Another old Avebury excavation

Passmore 1922.jpg

The wonderful HEIR Project in Oxford has prompted me to follow up my previous post about Avebury. I showed two images there, said to be dated 1895 (a photo) and November 15–18, 1895 (a painting). HEIR helpfully pointed out in a tweet that Underhill dated the painting August 23 1895, which makes more sense than November, and suggests he may have made it on site rather than from his photo (notwithstanding his stylised flowers, which he seems to have rather liked in his paintings). The ADAS images are in fact from their archive, where there are more old Avebury shots.

Among them are these two above, taken by AD Passmore in 1922 on the course of the West Kennet Avenue, looking west just south of the A4 (over the hedge on the right), west of the turning south to East Kennet and not far from the Sanctuary.

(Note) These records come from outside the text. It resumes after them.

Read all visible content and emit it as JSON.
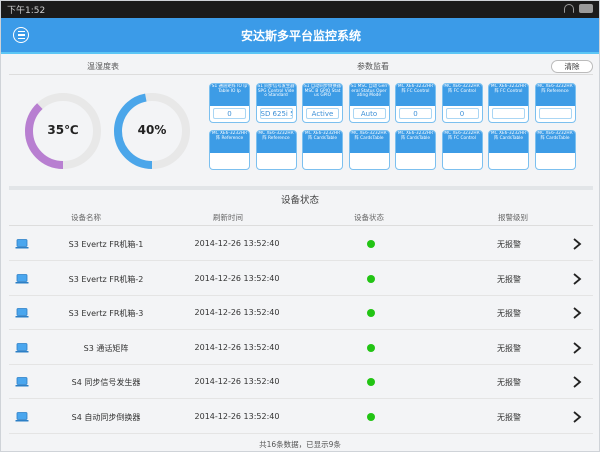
{
  "status_bar": {
    "time": "下午1:52",
    "icons": [
      "wifi-icon",
      "battery-icon"
    ]
  },
  "header": {
    "title": "安达斯多平台监控系统",
    "menu_icon": "menu-icon",
    "bg_color": "#3b9be8"
  },
  "tabs": {
    "temperature": "温湿度表",
    "params": "参数监看",
    "clear_button": "清除"
  },
  "gauges": [
    {
      "label": "35℃",
      "value": 35,
      "fill": 0.38,
      "color": "#b87fd1"
    },
    {
      "label": "40%",
      "value": 40,
      "fill": 0.47,
      "color": "#4ba6ea"
    }
  ],
  "params": [
    {
      "title": "S1 通道矩阵 IO IpTable IO Ip",
      "value": "0"
    },
    {
      "title": "S1 同步信号发生器 SPG Control Video Standard",
      "value": "SD 625i 50"
    },
    {
      "title": "S1 自动同步倒换器 MSC B GPIO Status GPIO",
      "value": "Active"
    },
    {
      "title": "S1 MSC 自动 General Status Operating Mode",
      "value": "Auto"
    },
    {
      "title": "MC XE6-3232HR阵 FC Control",
      "value": "0"
    },
    {
      "title": "MC XE6-3232HR阵 FC Control",
      "value": "0"
    },
    {
      "title": "MC XE6-3232HR阵 FC Control",
      "value": ""
    },
    {
      "title": "MC XE6-3232HR阵 Reference",
      "value": ""
    },
    {
      "title": "MC XE6-3232HR阵 Reference",
      "value": ""
    },
    {
      "title": "MC XE6-3232HR阵 Reference",
      "value": ""
    },
    {
      "title": "MC XE6-3232HR阵 CardsTable",
      "value": ""
    },
    {
      "title": "MC XE6-3232HR阵 CardsTable",
      "value": ""
    },
    {
      "title": "MC XE6-3232HR阵 CardsTable",
      "value": ""
    },
    {
      "title": "MC XE6-3232HR阵 FC Control",
      "value": ""
    },
    {
      "title": "MC XE6-3232HR阵 CardsTable",
      "value": ""
    },
    {
      "title": "MC XE6-3232HR阵 CardsTable",
      "value": ""
    }
  ],
  "devices": {
    "section_title": "设备状态",
    "columns": [
      "设备名称",
      "刷新时间",
      "设备状态",
      "报警级别"
    ],
    "status_color": "#22c414",
    "rows": [
      {
        "name": "S3 Evertz FR机箱-1",
        "time": "2014-12-26 13:52:40",
        "alarm": "无报警"
      },
      {
        "name": "S3 Evertz FR机箱-2",
        "time": "2014-12-26 13:52:40",
        "alarm": "无报警"
      },
      {
        "name": "S3 Evertz FR机箱-3",
        "time": "2014-12-26 13:52:40",
        "alarm": "无报警"
      },
      {
        "name": "S3 通话矩阵",
        "time": "2014-12-26 13:52:40",
        "alarm": "无报警"
      },
      {
        "name": "S4 同步信号发生器",
        "time": "2014-12-26 13:52:40",
        "alarm": "无报警"
      },
      {
        "name": "S4 自动同步倒换器",
        "time": "2014-12-26 13:52:40",
        "alarm": "无报警"
      }
    ]
  },
  "footer": {
    "text": "共16条数据，已显示9条"
  }
}
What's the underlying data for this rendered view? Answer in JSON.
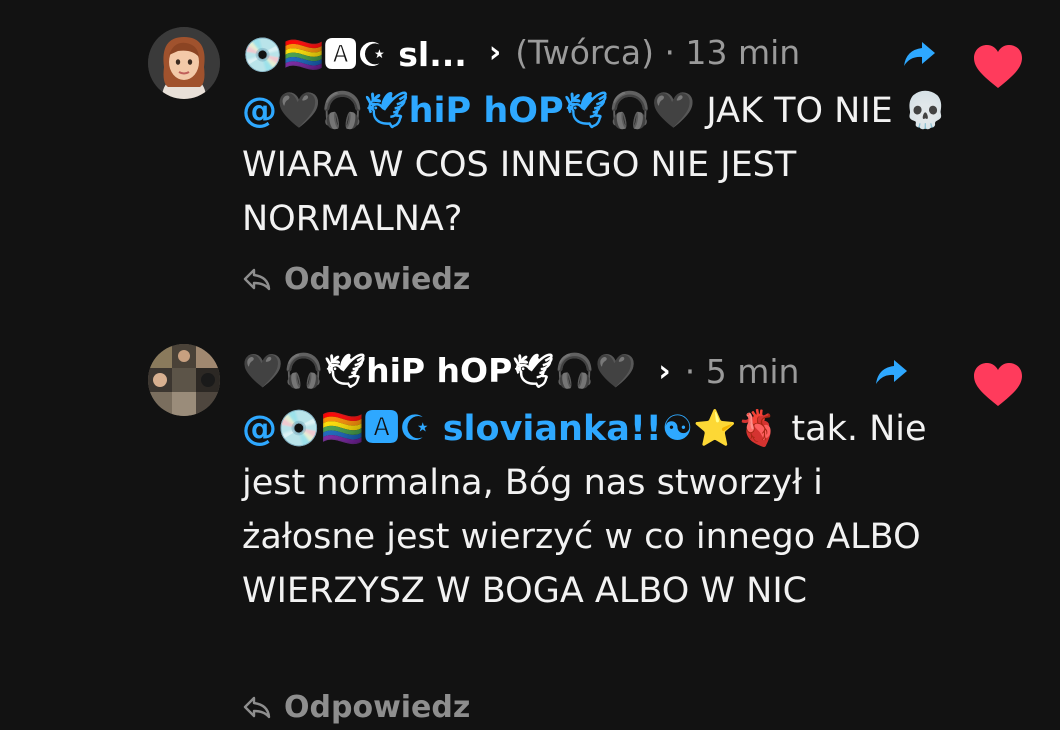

On the left you can see Passmore’s attempt to show four fallen, mostly buried megaliths. You can also see the closest in the shot on the right, near the fence top right. In the foreground is a completely buried sarsen he’d found by probing with a steel  bar. He described this in the Wiltshire Archaeological Magazine in 1926 (it was 10ft 7in long), illustrating his dig with this drawing below – the photos add quite a bit! Isobel Smith called this stone 83b. It should still be there, under the ground. As far as I know, that’s it for any excavation that’s occurred in that area.

Passmore 1926.jpg

5 thoughts on “Another old Avebury excavation

    1. We did know about this one, though I’d never seen what it looks like before. But yes, there are undoubtedly more under the ground

  1. Going through the Oxford Unirversity picture archive I noticed that five aerial pictures of Silbury Hill (Passmorebx2im017/018/021/022/035) all show a shallow depression on the top with a possible fence surrounding it. Wondered if this was a dig undertaken at the time or an early indication of the hole that collapsed in 2000.

  2. That was indeed an indication of the fact that the shaft dug down into Silbury in 1776 had not been properly backfilled. The problem was worsened by the BBC tunnel dug beneath in 1969, which was barely filled at all. It’s all well described in the English Heritage monograph, Silbury Hill: The Largest Prehistoric Mound in Europe, ed Jim Leary, David Field & Gill Campbell (2013).